Am Do., 6. Okt. 2022 um 18:34 Uhr schrieb David Bremner <da...@tethera.net>:
>
> Michael J Gruber <michaeljgruber+grubix+...@gmail.com> writes:
>
> >
> > Yes, lto-wrapper calls make.
> >
> > Are we compiling test functions on the fly during the test? In that
> > case we need to make sure that each test depends on the build
> > products, or else the test helper compilation and its users might run
> > in parallel ...
>
> Yes, we compile C code on the fly during the run of the tests. I'm not
> really clear on what race condition you are anticipating, as neither the
> compilation nor the other parts of the test are directly run by make.
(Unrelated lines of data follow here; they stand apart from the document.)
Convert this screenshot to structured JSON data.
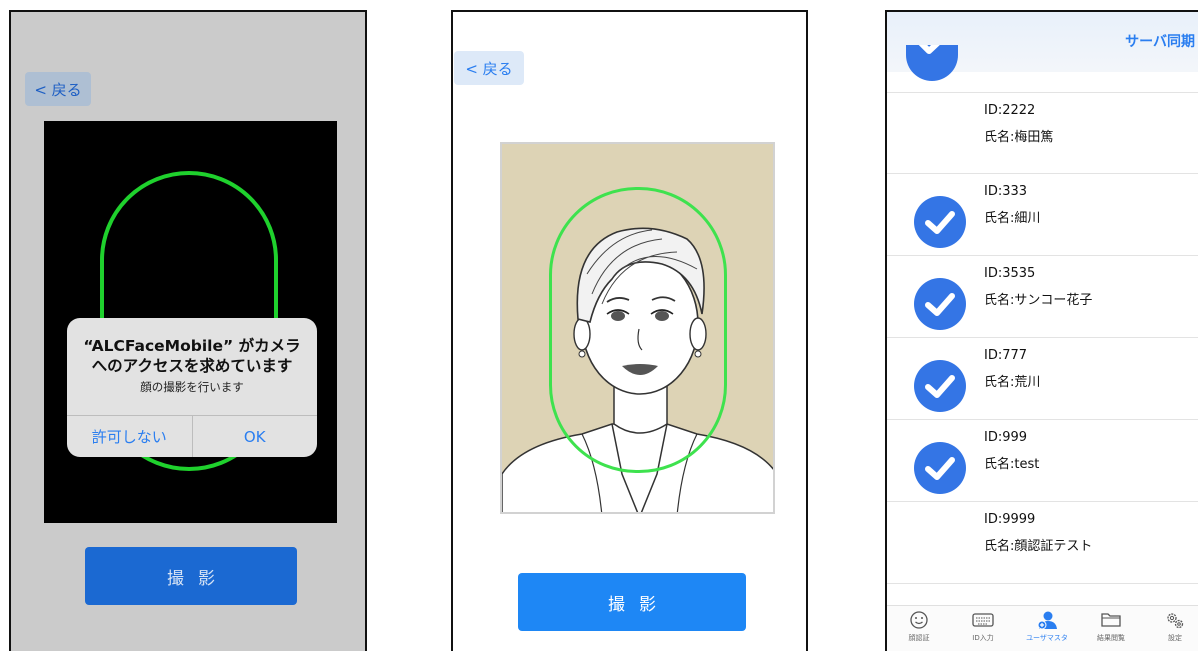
{
  "screen1": {
    "back_label": "< 戻る",
    "alert": {
      "title_line1": "“ALCFaceMobile” がカメラ",
      "title_line2": "へのアクセスを求めています",
      "message": "顔の撮影を行います",
      "deny_label": "許可しない",
      "ok_label": "OK"
    },
    "shoot_label": "撮影"
  },
  "screen2": {
    "back_label": "< 戻る",
    "shoot_label": "撮影"
  },
  "screen3": {
    "sync_label": "サーバ同期",
    "users": [
      {
        "id": "ID:2222",
        "name": "氏名:梅田篤",
        "checked": false
      },
      {
        "id": "ID:333",
        "name": "氏名:細川",
        "checked": true
      },
      {
        "id": "ID:3535",
        "name": "氏名:サンコー花子",
        "checked": true
      },
      {
        "id": "ID:777",
        "name": "氏名:荒川",
        "checked": true
      },
      {
        "id": "ID:999",
        "name": "氏名:test",
        "checked": true
      },
      {
        "id": "ID:9999",
        "name": "氏名:顔認証テスト",
        "checked": false
      }
    ],
    "tabs": [
      {
        "label": "顔認証",
        "icon": "smiley-icon",
        "active": false
      },
      {
        "label": "ID入力",
        "icon": "keyboard-icon",
        "active": false
      },
      {
        "label": "ユーザマスタ",
        "icon": "add-user-icon",
        "active": true
      },
      {
        "label": "結果閲覧",
        "icon": "folder-icon",
        "active": false
      },
      {
        "label": "設定",
        "icon": "gear-icon",
        "active": false
      }
    ],
    "accent_color": "#3475e5"
  }
}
> Execution is sequential within each T*.sh file. Unless gcc is returning
> before it has finished compilation (which I think we'd all agree would
> be gcc bug), I don't see how a race can arise there. One thing I can
> imagine happening is gcc's recursive invocation of make somehow fails
> under make -j, possibly something to do with violated assumptions about
> the jobserver and/or environment variables.

What I mean is:
make calls T*.sh
T*.sh calls gcc
gcc calls make (for lto)

Could it be that within a parallel make session, that gcc-make-call
gets delegated to the master make jobserver and thus gcc returns too
early? Wild speculation, I admit.
I haven't checked the code, but having those testhelpers as
prerequisites of the test scripts may help in that case.